The church did not agree to admit the person concerned into membership on the basis that their lifestyle was acceptable if it had been a number of people would have left - I have sent you the report I gave to the meeting by e-mail - but that we are all sinners and none of our lifestyles match God's ideal and there are areas of each of our lives that we refuse to change - what was proposed was that we walked together in openess to God challanging any of us about our beliefs and attitudes and actions

iamchristianhearmeroar said...

For me, this is the most divisive issue facing the church today. A few thoughts strike me:

1. As a (hopefully) soon-to-be member at a Baptist Church (Elm Road), I've been attending "classes" with the Ministers. One of them involved a discussion of the 5 core values of the Baptist Union of Great Britain, one of which is to be "An Inclusive Community". How do we as a church reconcile that desire to be an inclusive church with our strongly held beliefs about what makes someone a sinner, and, in particular, what makes someone a worse sinner than anyone else?

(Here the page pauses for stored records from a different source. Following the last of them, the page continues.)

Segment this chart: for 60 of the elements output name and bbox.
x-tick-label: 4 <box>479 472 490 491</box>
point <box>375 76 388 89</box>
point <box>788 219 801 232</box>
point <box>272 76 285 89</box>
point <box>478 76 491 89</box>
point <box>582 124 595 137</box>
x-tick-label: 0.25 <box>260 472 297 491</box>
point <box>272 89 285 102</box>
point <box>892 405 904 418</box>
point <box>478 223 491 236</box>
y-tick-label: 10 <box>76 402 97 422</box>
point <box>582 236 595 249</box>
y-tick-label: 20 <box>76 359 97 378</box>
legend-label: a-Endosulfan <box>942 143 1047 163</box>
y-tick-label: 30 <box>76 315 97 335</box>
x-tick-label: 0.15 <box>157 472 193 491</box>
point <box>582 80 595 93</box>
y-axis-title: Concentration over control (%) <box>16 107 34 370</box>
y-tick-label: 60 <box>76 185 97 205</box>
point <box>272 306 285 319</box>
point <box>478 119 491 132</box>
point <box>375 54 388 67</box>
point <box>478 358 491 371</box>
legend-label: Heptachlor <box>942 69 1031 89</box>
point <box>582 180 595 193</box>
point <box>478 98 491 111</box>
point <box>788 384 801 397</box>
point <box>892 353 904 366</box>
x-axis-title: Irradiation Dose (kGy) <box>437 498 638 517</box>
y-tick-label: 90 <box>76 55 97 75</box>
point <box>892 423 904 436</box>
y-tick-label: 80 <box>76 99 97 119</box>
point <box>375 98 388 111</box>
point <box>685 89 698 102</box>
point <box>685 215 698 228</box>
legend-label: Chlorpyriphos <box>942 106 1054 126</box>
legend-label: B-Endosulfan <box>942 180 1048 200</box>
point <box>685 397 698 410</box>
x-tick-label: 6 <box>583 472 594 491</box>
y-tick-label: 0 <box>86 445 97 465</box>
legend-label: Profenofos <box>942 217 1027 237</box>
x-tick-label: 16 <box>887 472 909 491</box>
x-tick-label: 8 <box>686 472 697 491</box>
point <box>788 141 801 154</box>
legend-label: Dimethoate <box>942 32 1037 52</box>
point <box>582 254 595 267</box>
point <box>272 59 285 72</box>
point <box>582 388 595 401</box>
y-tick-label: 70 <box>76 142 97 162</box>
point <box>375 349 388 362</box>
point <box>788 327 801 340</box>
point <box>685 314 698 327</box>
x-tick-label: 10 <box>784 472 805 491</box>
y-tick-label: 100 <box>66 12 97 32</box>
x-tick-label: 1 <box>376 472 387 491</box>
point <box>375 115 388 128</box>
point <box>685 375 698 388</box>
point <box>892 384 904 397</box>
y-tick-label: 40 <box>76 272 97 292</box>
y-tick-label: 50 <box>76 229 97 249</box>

I don't think I have an easy answer to this!

2. I'm not convinced by the "God made them male and female" argument at all. What about people who either can't or won't have children despite being heterosexual? Celibacy has no greater advocate than St Paul!

3. For an interesting consideration of Romans 1, see the Catholic theologian James Allison here:

http://www.jamesalison.co.uk/texts/eng15.html

In my view, it makes for interesting reading.